I'm getting a couple of different answers from different sources, so I'd like to verify something.
I misplaced my original notes from my prof, but working from memory I have the following:
\begin{align}
\int\csc(x)\ dx&=\int\csc(x)\left(\frac{\csc(x)-\cot(x)}{\csc(x)-\cot(x)}\right)\ dx\\
&=\int\frac{\csc^{2}(x)-\csc(x)\cot(x)}{\csc(x)-\cot(x)}\ dx\\
&=\int\frac{1}{u}\ du\\
&=\ln|u|+C\\
&=\ln|\csc(x)-\cot(x)|+C
\end{align}
This looks proper when I trace it, but wolfram alpha is saying that the answer should be
$$-\ln|\csc(x)+\cot(x)|+C$$
Sadly, it doesn't provide a step-by-step. It just says that's the answer.

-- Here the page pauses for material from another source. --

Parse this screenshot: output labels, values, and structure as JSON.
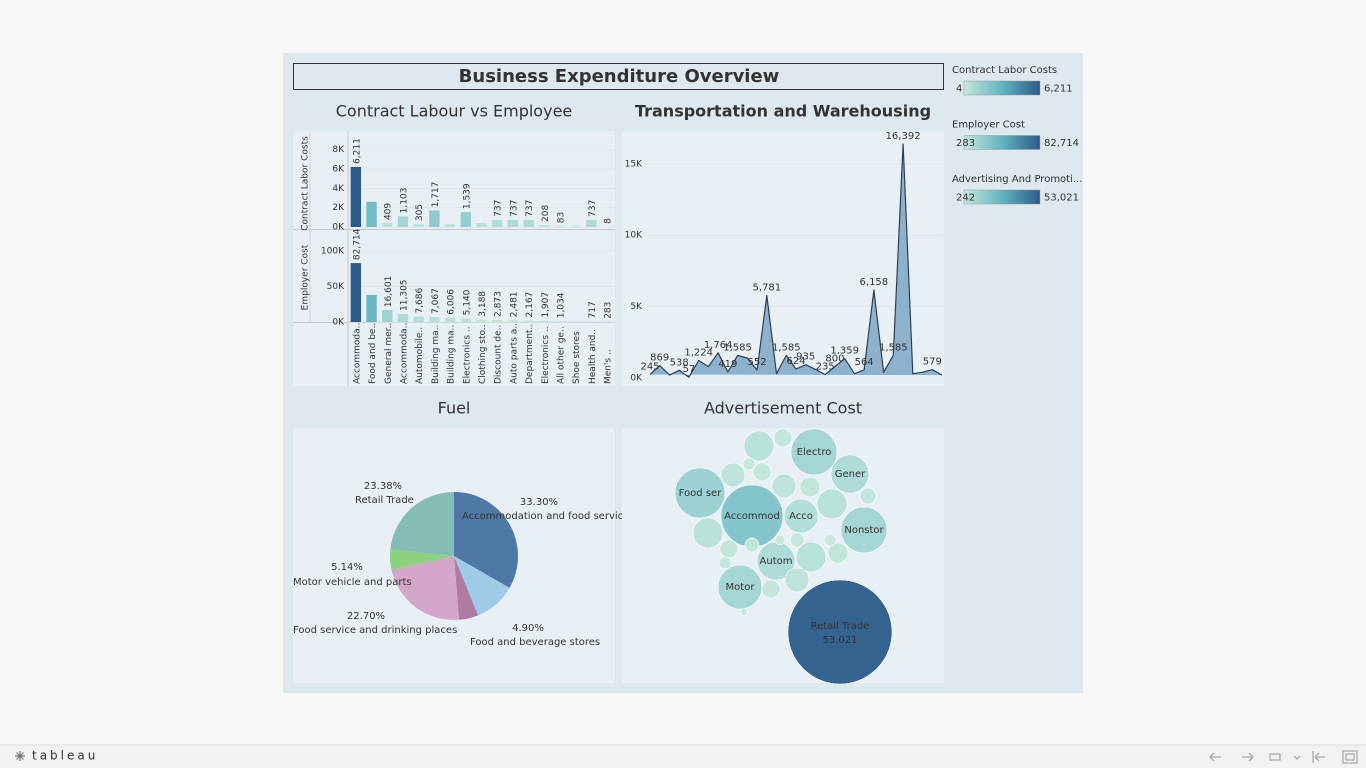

So which is it? Or are they both equivalent? I've never been great with the laws of logarithms.
Best Answer
Start with the identity
$$(\csc x-\cot x)(\csc x+\cot x)=\csc^2x-\cot^2x=1\;;$$
this implies that
$$|\csc x-\cot x|\cdot|\csc x+\cot x|=|\csc^2x-\cot^2x|=1\;.$$
Now use the fact that if $a,b>0$ and $ab=1$, then $\ln a+\ln b=\ln 1=0$, so $\ln a=-\ln b$ to conclude that
$$\ln|\csc x-\cot x|=-\ln|\csc x+\cot x|\;,$$
and the two answers are the same.